O jeito pilhério e espirituoso estampado no rosto de cada nativo seja ele carioca do Rio grande do Norte ou de Belém do Pará, até mesmo de Portugal. Ser carioca não é um acontecimento geográfico, é um estilo de vida. É se aglomerar na banca de jornal em disputa por uma leitura parcial dos noticiários. Nas areias da princesinha do mar, plebe e realeza são uma só casta. É meu Rio, que de janeiro à dezembro é a verve de muitos poetas.
Entretanto, nem só de lirismo a capital fluminense se retrata. Existe o lado manchado dessa história à custa de sangue inocente. Balas perdidas que transfixam na vida dos ocupantes dessa nave. O caos e a dor de quem não têm onde morar, que ao contrário de Brasília, não houve planejamento e o progresso se resume cinco anos em cinqüenta. Cidadãos tratados como lixo e devidamente alocados em um aterro sanitário para chamar de lar. São os sócios da Miséria S/A, que não tem filiação na identidade de cidadão carioca.
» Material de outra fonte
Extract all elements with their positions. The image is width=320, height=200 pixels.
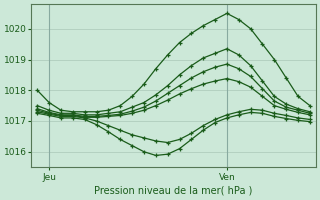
X-axis label: Pression niveau de la mer( hPa ): Pression niveau de la mer( hPa ) [94, 186, 253, 196]
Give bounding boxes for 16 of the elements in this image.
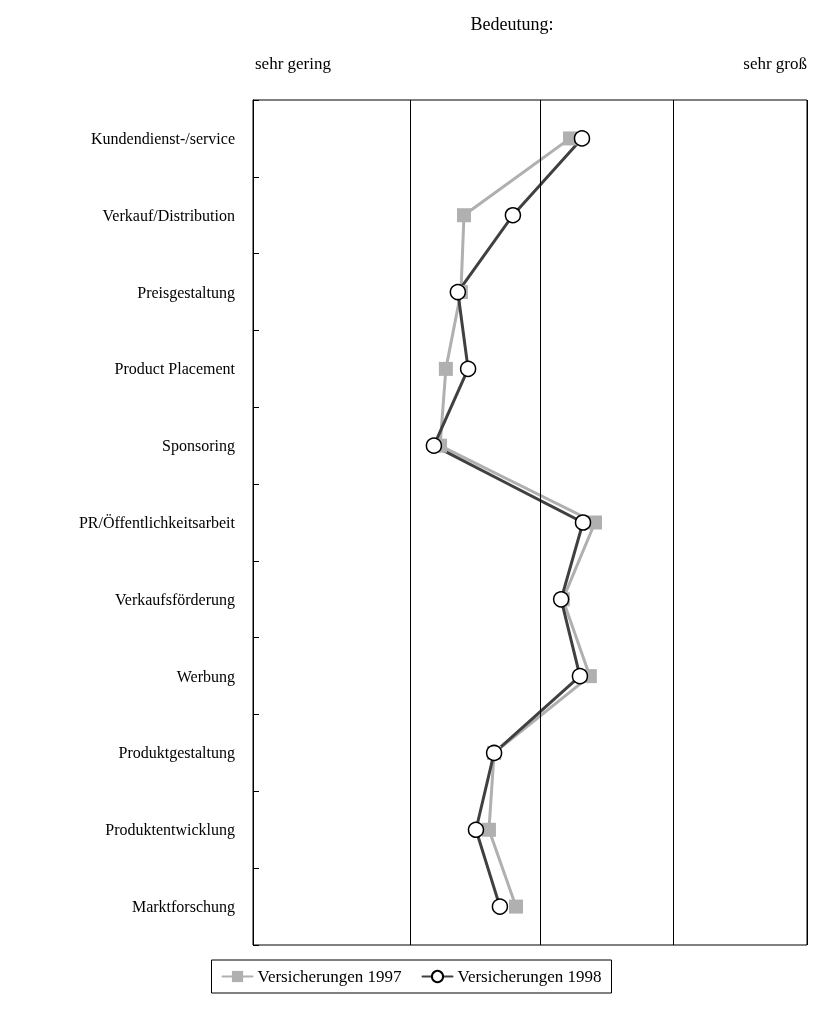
legend-label: Versicherungen 1997 [257, 967, 402, 986]
chart-title: Bedeutung: [470, 14, 554, 34]
y-tick-label: Verkaufsförderung [115, 590, 235, 609]
y-tick-label: Verkauf/Distribution [102, 206, 235, 224]
text: sehr gering [255, 54, 332, 73]
legend-label: Versicherungen 1998 [457, 967, 602, 986]
y-tick-label: Product Placement [114, 360, 236, 378]
y-tick-label: Preisgestaltung [137, 283, 235, 302]
y-tick-label: Sponsoring [162, 437, 235, 456]
y-tick-label: Marktforschung [131, 898, 235, 917]
y-tick-label: Produktgestaltung [118, 744, 235, 763]
y-tick-label: Produktentwicklung [105, 821, 235, 840]
y-tick-label: PR/Öffentlichkeitsarbeit [78, 514, 236, 531]
y-tick-label: Werbung [176, 667, 235, 686]
y-tick-label: Kundendienst-/service [91, 129, 235, 147]
text: sehr groß [743, 54, 807, 73]
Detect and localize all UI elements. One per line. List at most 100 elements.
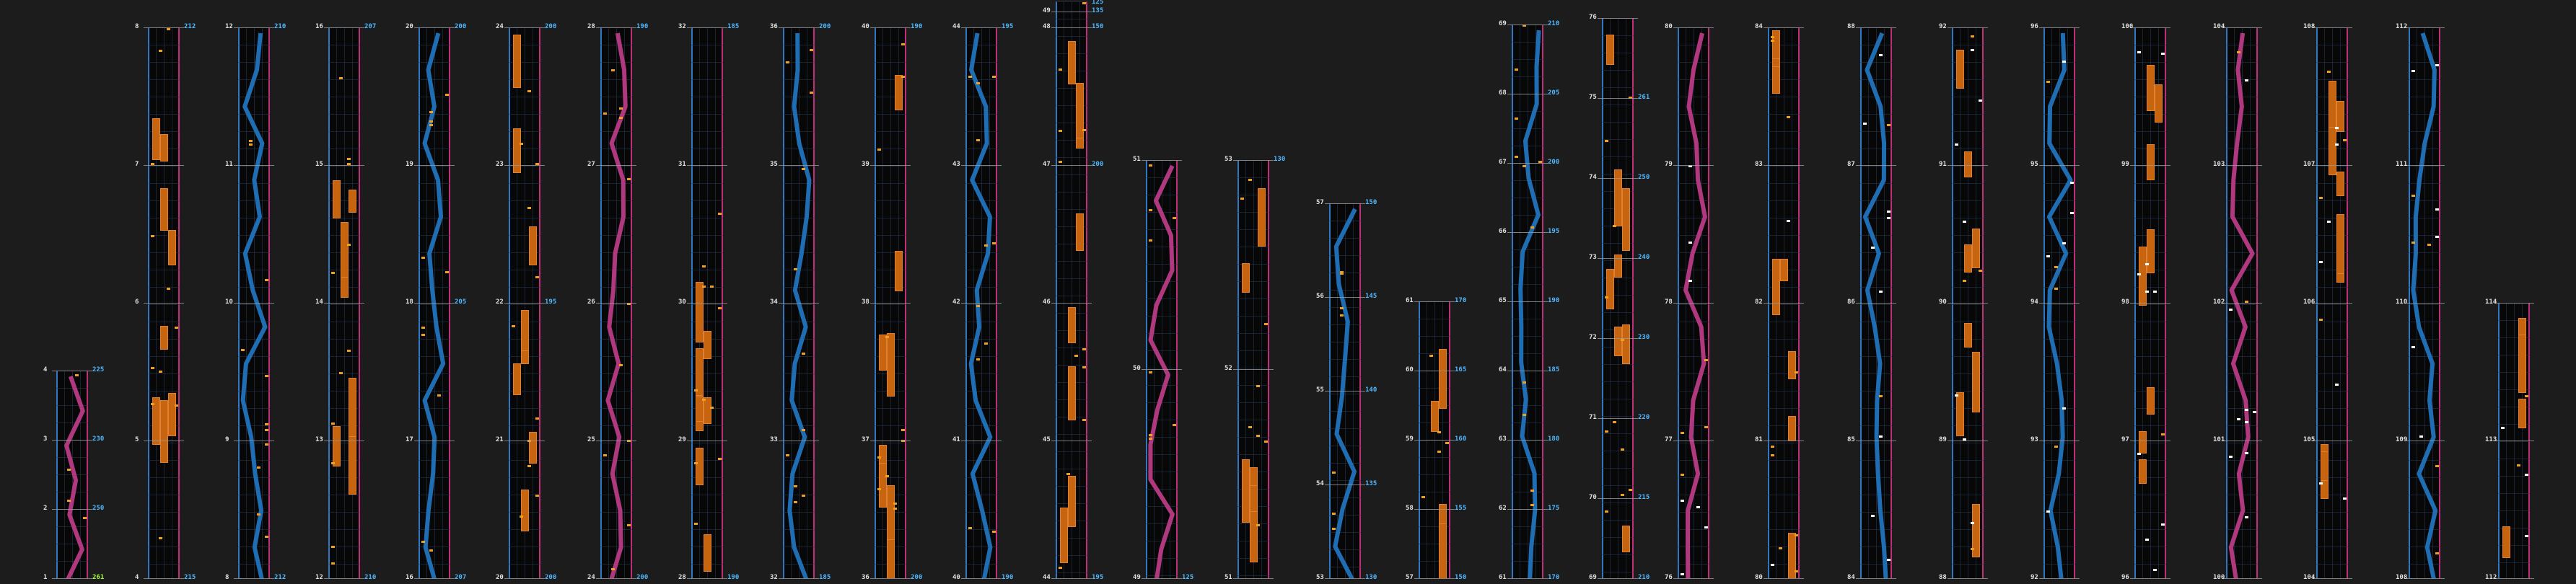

Estava à caminho da faculdade pela via expressa Linha Vermelha que corta a favela da Maré. Ao longo da via foram colocados nas grades que delimitam a comunidade, placas de metal. Possuem uma geometria sinuosa que dá um forte apelo estético, entretanto é tácito o lado funcional. —Ocultar o contraste social— Não é possível ver a favela através desse material. É mais uma tentativa de jogar o lixo de baixo do tapete. Ali é o lar de vários despatriados que vivem em seu próprio país. Berço de quem não conhece seus direitos nem deveres. Ouvia-se sobre a existência de um estado paralelo, só que ainda não tínhamos nada que indicasse essa divisa.
Neste inferno de Dante somente os Campos Elíseos têm espaço. Resta saber até quando manteremos essas plaquetas de belo design arquitetônico em nossos olhos.